His successor, Nwodo, previously national secretary was similarly disposed of after he equally stepped on the banana peel of playing by the rule. He too, like his predecessor, a crime, thought buried, was resurrected and was nailed.

These and coupled with Jonathan’s repudiation of the rotation principle projected him as an incipient liar who can’t be trusted. The circumspect   became weary of his word. His quest for 2015 re-election after agreeing to only one term publicly shredded any doubts that he is a serial liar and cant is trusted. In the days leading to last week’s watershed election, he again, denied agreeing to one term in office.

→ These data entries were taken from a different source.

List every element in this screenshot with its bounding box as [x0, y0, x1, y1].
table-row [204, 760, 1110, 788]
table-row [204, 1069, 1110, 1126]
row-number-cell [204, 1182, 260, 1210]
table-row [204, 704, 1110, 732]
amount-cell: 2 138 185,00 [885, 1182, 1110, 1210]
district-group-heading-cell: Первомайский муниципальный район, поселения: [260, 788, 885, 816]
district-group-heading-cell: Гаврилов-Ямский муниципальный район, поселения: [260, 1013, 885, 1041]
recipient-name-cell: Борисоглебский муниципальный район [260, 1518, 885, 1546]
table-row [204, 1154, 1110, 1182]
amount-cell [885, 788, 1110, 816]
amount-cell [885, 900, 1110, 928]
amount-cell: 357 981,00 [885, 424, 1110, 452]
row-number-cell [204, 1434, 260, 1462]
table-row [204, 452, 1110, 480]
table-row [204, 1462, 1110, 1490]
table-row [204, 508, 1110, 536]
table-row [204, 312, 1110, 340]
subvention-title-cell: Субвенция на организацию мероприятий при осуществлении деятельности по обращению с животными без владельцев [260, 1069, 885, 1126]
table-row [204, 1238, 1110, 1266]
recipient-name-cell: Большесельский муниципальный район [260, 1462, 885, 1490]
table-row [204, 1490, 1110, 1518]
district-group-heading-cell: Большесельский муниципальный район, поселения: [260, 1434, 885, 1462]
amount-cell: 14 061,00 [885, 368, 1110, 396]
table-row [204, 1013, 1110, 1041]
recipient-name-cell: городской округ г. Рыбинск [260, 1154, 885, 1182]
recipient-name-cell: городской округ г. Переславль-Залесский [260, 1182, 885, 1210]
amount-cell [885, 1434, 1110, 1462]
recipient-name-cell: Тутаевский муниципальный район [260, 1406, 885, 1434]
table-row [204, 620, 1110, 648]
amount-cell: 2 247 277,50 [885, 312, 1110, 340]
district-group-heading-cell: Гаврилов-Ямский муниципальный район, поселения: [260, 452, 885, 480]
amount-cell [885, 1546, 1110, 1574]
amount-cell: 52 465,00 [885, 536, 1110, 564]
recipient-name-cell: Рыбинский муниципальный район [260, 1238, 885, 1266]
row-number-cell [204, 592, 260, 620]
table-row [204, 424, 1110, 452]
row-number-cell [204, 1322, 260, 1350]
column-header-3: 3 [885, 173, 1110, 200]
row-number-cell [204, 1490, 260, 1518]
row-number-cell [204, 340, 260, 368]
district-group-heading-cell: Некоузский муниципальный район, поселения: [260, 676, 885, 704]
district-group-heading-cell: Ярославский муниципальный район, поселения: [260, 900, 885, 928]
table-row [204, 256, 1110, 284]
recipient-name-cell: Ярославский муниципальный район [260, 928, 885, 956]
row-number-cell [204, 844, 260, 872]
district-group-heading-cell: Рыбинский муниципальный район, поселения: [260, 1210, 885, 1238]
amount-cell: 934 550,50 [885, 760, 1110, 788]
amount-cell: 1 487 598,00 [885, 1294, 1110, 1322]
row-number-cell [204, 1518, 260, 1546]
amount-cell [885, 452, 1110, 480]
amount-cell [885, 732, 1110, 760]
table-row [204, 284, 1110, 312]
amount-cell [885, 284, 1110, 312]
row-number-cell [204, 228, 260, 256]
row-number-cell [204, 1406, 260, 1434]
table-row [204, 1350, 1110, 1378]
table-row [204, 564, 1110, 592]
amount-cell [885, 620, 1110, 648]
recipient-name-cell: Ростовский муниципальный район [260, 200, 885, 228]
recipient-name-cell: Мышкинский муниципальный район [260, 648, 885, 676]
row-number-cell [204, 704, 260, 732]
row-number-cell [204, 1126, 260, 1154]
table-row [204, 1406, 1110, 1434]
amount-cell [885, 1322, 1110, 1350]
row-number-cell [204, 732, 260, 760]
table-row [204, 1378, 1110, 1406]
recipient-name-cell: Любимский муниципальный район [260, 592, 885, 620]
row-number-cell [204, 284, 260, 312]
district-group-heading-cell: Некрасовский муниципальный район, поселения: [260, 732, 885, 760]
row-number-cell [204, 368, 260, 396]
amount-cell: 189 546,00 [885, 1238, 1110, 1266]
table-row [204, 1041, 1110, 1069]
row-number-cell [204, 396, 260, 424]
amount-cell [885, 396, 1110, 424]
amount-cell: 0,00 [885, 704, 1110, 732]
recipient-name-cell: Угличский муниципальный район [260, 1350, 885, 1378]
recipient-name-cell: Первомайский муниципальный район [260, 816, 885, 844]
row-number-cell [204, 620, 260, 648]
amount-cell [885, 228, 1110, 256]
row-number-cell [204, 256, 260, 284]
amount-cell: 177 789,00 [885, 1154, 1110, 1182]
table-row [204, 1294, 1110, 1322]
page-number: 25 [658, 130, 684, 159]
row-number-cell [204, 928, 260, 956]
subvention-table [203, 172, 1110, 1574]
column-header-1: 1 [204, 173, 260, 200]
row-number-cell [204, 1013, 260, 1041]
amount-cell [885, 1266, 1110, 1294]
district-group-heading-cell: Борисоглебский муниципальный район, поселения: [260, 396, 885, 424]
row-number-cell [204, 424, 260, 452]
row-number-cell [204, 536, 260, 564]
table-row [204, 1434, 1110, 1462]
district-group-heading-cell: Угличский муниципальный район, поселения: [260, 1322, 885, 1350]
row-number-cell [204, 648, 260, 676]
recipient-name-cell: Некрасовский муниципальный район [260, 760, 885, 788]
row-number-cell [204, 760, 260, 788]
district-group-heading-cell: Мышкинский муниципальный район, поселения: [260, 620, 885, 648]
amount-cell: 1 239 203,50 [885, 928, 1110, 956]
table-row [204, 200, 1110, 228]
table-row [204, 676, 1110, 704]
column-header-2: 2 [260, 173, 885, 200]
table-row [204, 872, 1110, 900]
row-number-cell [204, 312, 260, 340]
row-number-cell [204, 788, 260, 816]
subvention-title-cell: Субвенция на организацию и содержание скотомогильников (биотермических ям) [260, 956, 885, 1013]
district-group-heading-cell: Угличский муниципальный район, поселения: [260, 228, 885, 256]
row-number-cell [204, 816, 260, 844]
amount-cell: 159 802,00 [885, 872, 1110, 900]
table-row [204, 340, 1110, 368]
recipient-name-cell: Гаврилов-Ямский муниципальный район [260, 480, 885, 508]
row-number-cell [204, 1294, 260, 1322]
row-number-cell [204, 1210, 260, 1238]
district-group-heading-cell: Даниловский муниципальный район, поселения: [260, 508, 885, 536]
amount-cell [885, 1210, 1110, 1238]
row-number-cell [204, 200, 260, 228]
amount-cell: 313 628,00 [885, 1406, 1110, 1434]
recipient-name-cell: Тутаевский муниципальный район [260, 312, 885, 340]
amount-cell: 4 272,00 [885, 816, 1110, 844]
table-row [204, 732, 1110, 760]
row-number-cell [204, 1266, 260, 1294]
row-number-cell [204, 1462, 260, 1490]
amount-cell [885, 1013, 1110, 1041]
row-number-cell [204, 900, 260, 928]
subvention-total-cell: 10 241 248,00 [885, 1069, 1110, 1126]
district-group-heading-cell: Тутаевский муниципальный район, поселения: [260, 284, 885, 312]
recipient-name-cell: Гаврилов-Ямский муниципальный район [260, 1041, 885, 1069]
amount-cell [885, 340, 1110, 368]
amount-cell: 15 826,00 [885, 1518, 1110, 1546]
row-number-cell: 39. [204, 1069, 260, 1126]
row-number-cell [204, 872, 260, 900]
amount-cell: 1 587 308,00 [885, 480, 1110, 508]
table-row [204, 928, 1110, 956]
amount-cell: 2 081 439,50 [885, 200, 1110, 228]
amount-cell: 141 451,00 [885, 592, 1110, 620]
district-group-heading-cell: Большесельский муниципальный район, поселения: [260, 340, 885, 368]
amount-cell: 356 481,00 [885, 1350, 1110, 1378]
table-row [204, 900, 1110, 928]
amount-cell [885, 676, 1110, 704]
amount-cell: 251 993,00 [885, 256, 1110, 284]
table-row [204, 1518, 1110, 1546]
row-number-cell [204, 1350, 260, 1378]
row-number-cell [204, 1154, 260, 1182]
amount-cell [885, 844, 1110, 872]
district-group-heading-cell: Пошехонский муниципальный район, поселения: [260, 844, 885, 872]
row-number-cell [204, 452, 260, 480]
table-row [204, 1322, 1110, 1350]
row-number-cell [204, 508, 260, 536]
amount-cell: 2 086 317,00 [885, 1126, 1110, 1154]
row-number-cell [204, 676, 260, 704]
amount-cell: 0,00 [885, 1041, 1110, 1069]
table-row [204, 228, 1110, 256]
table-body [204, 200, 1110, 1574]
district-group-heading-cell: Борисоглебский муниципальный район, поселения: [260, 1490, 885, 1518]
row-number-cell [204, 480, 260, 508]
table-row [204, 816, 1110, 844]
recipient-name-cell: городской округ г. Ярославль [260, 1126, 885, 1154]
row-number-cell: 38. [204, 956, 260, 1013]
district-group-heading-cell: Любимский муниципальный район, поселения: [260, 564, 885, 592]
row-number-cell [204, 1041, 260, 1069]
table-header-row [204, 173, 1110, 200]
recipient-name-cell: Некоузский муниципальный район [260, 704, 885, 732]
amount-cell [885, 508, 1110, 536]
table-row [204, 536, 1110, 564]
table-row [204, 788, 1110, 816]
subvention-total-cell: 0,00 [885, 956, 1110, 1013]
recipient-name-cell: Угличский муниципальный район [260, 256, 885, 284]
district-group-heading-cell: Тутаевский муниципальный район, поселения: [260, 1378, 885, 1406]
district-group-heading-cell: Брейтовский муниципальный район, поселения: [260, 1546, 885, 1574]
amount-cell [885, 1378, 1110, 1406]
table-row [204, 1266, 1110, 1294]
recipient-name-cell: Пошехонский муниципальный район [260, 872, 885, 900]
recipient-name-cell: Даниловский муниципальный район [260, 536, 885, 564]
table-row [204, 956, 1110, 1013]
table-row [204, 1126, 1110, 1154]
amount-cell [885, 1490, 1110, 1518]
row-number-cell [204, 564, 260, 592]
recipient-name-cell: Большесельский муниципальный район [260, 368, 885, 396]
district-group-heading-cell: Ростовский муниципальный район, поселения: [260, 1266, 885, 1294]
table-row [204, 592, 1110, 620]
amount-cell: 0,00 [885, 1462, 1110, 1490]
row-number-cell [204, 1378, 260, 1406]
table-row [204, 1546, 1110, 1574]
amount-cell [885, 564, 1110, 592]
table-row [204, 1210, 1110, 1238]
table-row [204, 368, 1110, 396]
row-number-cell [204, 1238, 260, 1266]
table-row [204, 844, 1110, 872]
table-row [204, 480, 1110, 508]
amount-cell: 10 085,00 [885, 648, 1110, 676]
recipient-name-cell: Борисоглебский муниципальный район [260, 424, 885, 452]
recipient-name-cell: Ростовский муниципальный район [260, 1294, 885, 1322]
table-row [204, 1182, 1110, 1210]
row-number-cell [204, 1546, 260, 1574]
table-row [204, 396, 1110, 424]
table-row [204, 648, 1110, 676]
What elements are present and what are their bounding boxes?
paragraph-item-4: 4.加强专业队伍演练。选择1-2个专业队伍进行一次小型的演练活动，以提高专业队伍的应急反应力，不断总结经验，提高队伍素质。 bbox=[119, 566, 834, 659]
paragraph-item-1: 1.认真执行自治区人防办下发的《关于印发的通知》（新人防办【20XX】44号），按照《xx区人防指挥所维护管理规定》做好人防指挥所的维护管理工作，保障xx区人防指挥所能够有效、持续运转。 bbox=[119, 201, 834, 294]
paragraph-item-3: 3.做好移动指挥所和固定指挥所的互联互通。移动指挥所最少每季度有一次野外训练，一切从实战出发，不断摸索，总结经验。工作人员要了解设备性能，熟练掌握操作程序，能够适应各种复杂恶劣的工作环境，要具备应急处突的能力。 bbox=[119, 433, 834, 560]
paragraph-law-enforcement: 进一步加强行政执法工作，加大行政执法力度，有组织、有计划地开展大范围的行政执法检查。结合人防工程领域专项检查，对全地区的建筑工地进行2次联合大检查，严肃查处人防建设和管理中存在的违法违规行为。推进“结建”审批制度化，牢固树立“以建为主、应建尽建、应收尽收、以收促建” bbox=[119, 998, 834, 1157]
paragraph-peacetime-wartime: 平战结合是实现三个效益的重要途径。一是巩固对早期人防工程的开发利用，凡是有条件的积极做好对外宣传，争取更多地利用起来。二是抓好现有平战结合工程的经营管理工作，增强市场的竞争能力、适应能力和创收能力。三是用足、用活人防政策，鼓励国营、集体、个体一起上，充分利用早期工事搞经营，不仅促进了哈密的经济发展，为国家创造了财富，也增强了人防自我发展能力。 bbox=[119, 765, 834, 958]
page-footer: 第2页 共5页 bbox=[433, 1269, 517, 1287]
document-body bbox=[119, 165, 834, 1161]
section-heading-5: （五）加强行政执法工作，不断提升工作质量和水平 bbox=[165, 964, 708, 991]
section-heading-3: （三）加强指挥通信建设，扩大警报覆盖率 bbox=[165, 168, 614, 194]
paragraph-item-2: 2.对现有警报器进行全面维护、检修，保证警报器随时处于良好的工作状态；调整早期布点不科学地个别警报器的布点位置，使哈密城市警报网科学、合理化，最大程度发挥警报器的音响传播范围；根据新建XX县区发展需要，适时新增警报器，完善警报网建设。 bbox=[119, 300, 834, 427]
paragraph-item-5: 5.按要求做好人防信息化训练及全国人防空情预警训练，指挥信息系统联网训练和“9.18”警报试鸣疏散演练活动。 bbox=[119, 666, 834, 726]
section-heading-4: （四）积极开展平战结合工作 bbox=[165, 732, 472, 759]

With a firmly established reputation of cunning, the tribe of disbelievers of President Jonathan’s word ballooned.

Expectedly when he vowed to midwife a credible and transparent election, his word was sneered at. Not even the choice of now celebrated Jega as INEC chairman to replace a scarred Maurice Iwu who had become more like a player than an umpire and massive funding, could convince cynics of the president that he would walk his talk of a credible election conduct under his watch.

Last Saturday’s election adjudged credible by local and international observers therefore, were pleasantly shocking. Jonathan’s concession of defeat amounts to “culture shock”. A sitting president conceding defeat in Nigeria?  Impossible. It is unheard of.  Another   culture shock. Congratulating the much-maligned Buhari! But Jonathan is on record as having done both.

The victory of APC over PDP   was a triumph foretold. Unless you were from the moon, the tell tale signs of electoral trouncing were all too visible. Inveterate supporters of out-going President, Goodluck Jonathan and President-elect, Muhammadu Buhari loved to reduce the epic duel to them. It went beyond that. It is a victory for the nation. It is a victory for democracy.